Licensed supervisors are currently facing a statutory review by the regulator. Trustees Executors, corporate trustee services general manager, Matthew Band, explains why the review is more than window-dressing, opening the door to a more risk-based supervisory world where providers must show, not tell…
Last week the Financial Markets Authority (FMA) renewed Trustees Executors’ (TE) supervisor licence through to 2028. Though this was pleasing in itself, the rigorous process and the additional investment that TE and other supervisors will have to make to fulfil their increased obligations, is further evidence that is consistent with the evolving regulatory landscape.
TE fully supports the additional rigour required of the funds management industry and this was underscored through the relicensing process. This is in line with the FMA’s goal to “drive continuous improvement in frontline regulation” as outlined in its 2022-23 annual corporate plan released last week.
The FMA has raised the bar on compliance and oversight standards for the “proactive, risk-based monitoring” it expects from supervisors. This will impact the way in which supervisors monitor and interact with supervised entities such as fund managers, debt issuers and retirement villages.
So, in practical terms, what does the FMA’s increased focus on compliance mean for fund managers and their supervisors?
For a start, supervisors are now required to apply a ‘risk lens’ over all their supervised entities with closer attention to those who are at the higher end of the risk spectrum. The FMA expects supervisors to undertake greater in-depth, evidence based proactive monitoring as part of their supervisory role. This means that monitoring activities now need to be more focused on validating processes and reviewing policies and compliance plans.
This also includes understanding and documenting the control environment at supervised entities by considering the types of controls they have in place to reduce risk.
Meeting the obligations of a supervisor requires a significant increase in the work associated with supervision related activities, and much more involvement and interaction with supervised entities on all issues on the regulatory horizon.

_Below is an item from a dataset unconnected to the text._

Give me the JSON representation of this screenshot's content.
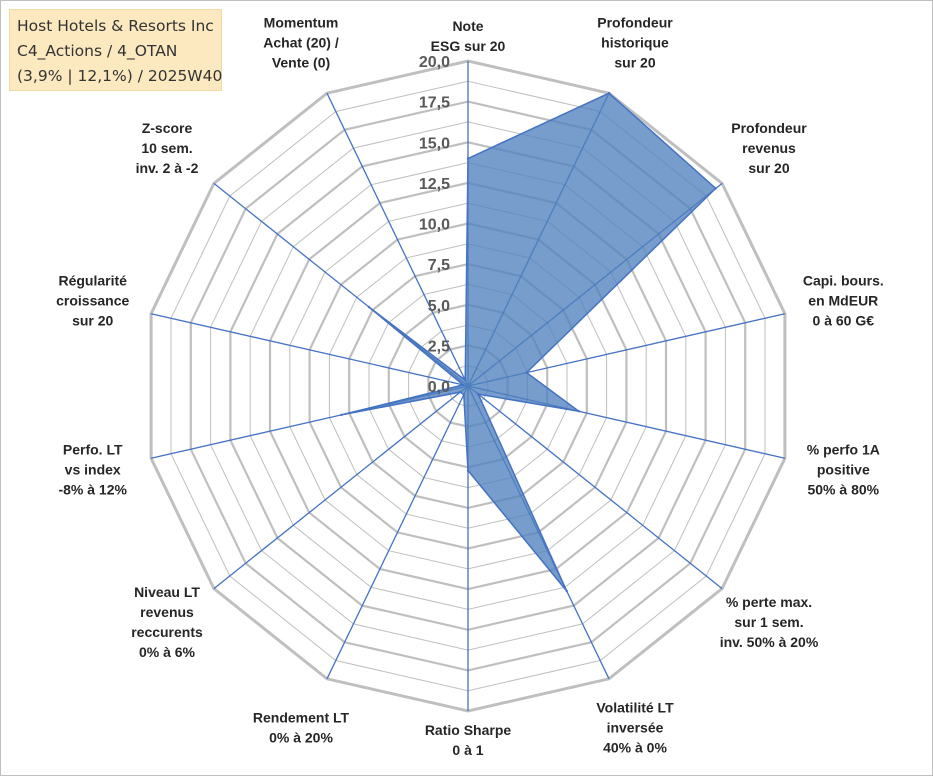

This includes (but is not limited to) considerations such as:
- Value for money assessments
- MIS sector risk assessment
- Climate-related disclosures
- Liquidity risk management for managed funds
- Cyber resilience
- Conduct and culture
- Integrated financial products
- Advertising (fair dealing)
In keeping with the ongoing focus on doing the right thing by investors, the additional oversight and interaction between supervisors and its supervised entities is an important step up for the industry.
This new ‘deep dive’ style of oversight will require supervisors to recruit additional staff with wider skill sets, including a mix of risk, compliance, assurance and auditing experience. TE will add several new roles to our Corporate Trustee Services team to meet these increased obligations. I expect other licensed supervisors to follow suit.
TE fully supports and is investing in the FMA’s “show me, don’t tell me” approach to supervision. In addition to fulfilling our role as supervisor, we are also committed to helping our supervised entities navigate and comply with the added expectations on them.
Matthew Band is General Manager of Corporate Trustee Services at Trustees Executors Limited which is a licensed supervisor overseeing funds under supervision worth more than $125 billion.